In this case, spammers attempted to get people out to see the Ethan Hawke movie, which opens this weekend. Reddit doesn't have an "automatic way of alerting users" when movie studios and non-Internet-based companies try to game the site, Martin noted, hence his r/movies post.
"All accounts involved have been banned and we have spoken with Warner Brothers and let them know this is unacceptable. This appears to be just a few employees and not some company wide or systematic thing," said Martin. "We checked other posts about this movie and there are plenty of posts that are 100% organic and have no signs of manipulation."
Martin closed out his post by urging redditors to report any suspicious activity on the site. "It's important to prevent this type of activity, but it is also important that we not become overly cynical and assume everyone is a shill," he added. "99.9999% of posts and comments and votes here are because people sincerely love movies or hate movies or hate the movies that other people love, etc."
The post landed on Reddit's front page, with users rushing to thank mi-16evil, the moderator who spotted the studio's attempts to illicitly promote the movie.
"Honestly it was a really sad discovery. It was just robots talking to other robots," mi-16evil wrote in the thread. "I don't think I saw a comment from a real person on any of the posts."
He elaborated in an email to the Daily Dot:
I think this event shows that 99.9% of the time, spammers are terrible at their jobs. I did probably 20 minutes of research to discovered this whole affair and anyone else could have found it too if they knew where to start. Honestly, I believe that Reddit has one of the most impressive anti-spam systems in internet history and it shows. We've survived many spammers and even a 4chan raid because of the work Erik and the other admins do.
Redditors shared links to alleged spam in Martin's thread:
Someone with the same name as a user who posted one of the Reddit threads—Sara Howard—started a deleted Rotten Tomatoes thread about the movie back in February.
Incidentally, a Dana Lois, who shares a name with one of the other complicit redditors, commented on Howard's thread.
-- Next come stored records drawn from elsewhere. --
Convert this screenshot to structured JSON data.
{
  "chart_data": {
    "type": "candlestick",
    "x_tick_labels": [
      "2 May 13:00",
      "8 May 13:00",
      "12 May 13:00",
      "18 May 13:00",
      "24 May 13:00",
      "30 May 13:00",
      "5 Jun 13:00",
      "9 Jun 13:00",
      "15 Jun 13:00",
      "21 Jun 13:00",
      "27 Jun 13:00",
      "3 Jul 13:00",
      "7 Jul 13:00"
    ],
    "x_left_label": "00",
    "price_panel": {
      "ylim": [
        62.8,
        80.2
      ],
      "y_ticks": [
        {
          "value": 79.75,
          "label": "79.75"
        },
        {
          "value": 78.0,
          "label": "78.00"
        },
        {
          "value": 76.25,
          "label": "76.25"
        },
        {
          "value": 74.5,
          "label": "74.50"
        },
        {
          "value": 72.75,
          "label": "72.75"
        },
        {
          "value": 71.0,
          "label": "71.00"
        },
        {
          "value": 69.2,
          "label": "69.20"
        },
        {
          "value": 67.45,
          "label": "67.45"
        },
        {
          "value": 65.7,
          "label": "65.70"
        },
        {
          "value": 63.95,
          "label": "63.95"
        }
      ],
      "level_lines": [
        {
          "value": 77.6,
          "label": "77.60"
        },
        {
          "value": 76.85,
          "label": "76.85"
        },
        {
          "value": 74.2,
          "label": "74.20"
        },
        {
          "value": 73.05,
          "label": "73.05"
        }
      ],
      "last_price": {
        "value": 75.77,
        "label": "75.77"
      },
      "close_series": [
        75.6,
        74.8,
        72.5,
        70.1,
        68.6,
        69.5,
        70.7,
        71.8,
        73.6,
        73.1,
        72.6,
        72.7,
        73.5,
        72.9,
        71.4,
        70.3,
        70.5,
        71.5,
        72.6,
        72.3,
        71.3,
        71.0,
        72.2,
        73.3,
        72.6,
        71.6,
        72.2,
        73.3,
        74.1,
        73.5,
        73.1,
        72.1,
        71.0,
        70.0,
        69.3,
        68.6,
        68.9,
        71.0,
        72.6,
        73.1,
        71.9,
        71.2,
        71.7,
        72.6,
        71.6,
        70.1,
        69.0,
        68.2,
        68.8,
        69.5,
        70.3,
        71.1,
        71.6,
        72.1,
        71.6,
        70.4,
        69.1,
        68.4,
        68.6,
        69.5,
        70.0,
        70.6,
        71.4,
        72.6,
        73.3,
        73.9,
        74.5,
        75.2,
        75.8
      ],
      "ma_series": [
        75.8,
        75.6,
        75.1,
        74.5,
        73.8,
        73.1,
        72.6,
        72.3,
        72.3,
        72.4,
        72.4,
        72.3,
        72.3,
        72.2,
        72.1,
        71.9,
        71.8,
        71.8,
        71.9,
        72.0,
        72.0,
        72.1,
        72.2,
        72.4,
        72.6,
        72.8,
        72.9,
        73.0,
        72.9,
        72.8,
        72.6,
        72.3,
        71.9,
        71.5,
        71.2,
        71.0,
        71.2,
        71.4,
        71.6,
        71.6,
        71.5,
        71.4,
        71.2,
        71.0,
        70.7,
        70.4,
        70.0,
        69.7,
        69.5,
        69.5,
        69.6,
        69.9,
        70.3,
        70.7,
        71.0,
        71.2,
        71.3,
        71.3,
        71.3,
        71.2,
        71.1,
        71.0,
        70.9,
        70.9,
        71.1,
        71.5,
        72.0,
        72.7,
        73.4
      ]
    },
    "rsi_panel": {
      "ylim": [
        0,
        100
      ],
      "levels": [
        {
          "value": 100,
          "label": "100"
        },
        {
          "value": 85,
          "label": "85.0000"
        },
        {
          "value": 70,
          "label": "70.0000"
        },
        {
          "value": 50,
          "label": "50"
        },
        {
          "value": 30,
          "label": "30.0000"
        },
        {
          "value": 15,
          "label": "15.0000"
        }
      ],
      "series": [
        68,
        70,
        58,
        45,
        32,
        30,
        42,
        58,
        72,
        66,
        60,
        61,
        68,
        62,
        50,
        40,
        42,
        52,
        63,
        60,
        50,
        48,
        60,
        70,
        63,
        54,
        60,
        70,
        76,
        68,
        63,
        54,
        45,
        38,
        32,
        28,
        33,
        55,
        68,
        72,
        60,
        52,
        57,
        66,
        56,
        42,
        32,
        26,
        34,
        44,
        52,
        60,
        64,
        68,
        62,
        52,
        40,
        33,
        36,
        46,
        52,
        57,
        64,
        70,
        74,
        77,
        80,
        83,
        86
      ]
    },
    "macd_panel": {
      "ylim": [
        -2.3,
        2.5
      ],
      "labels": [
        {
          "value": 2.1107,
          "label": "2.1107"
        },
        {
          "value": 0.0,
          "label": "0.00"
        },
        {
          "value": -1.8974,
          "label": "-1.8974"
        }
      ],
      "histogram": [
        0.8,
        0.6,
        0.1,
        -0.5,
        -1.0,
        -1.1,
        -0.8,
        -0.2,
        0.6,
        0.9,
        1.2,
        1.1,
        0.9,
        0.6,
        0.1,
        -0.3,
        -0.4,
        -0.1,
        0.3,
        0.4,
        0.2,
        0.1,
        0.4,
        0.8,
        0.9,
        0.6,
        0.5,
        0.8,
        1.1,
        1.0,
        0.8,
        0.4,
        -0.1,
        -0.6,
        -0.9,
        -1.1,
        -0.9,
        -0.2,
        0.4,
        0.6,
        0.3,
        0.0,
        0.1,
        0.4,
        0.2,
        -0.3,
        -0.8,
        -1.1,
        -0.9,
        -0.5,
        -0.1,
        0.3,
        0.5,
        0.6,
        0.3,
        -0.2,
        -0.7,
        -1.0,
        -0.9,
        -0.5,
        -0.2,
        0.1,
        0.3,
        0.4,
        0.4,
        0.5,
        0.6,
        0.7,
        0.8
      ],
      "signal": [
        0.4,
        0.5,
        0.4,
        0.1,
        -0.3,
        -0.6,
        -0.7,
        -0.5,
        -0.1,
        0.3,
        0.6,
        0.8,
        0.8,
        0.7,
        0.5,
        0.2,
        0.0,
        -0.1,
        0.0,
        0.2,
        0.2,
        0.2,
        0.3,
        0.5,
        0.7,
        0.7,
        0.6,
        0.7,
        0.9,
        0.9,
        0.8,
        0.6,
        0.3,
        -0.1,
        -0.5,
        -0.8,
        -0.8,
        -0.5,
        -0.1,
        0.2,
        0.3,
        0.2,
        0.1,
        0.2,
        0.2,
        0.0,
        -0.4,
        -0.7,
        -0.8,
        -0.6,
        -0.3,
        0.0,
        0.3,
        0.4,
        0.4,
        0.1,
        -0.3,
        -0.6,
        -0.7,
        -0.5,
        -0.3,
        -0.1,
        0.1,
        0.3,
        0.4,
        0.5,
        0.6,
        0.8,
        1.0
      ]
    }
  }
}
Another user in that Rotten Tomatoes thread, a Saul Dingler, talked about a "sick" Warner Bros. app allowing people to create their very own getaway car. Meanwhile, eight of Twitter user @SaulDingler's 11 tweets are about the movie. A redditor by the name of dinglersaul posted about the car app as well.
Screenshot via mi-16evil
Getaway, for the record, has exactly zero positive reviews on Rotten Tomatoes from 17 critics at the time of this writing. We've reached out to Warner Bros. for comment and will update if we receive a response.
The studio has kept a keen eye on Reddit for years. In 2011, it snapped up the movie rights to Rome Sweet Rome, a story crafted by redditor James Erwin. In January, the studio replaced Erwin as screenwriter on his story pitting modern U.S. Marines against Roman legions. Last year, Warner Bros. filed a copyright takedown request against Reddit after users of its most repulsive forum, r/spacedicks, used an image of The Fresh Prince of Bel Air star Alfonso Ribeiro in the header.
If history is any indication, redditors won't soon forget this.
Warner Bros tried to game reddit to promote Getaway. Guess what I won't be watching ever.— Nahum Gardener (@NahumGardener) August 29, 2013
Getaway director Courtney Solomon plans to hold an AMA Thursday afternoon. Get your popcorn ready.
UPDATE: "We absolutely do not do business that way as part of our film marketing," a Warner Bros. spokesperson told the Daily Dot. "We are looking into this allegation as we take it very seriously."
Fernando Alfonso III contributed to this report.
An earlier version of this article appeared with the headline "Warner Bros. got caught spamming Reddit with 'Getaway' Promo."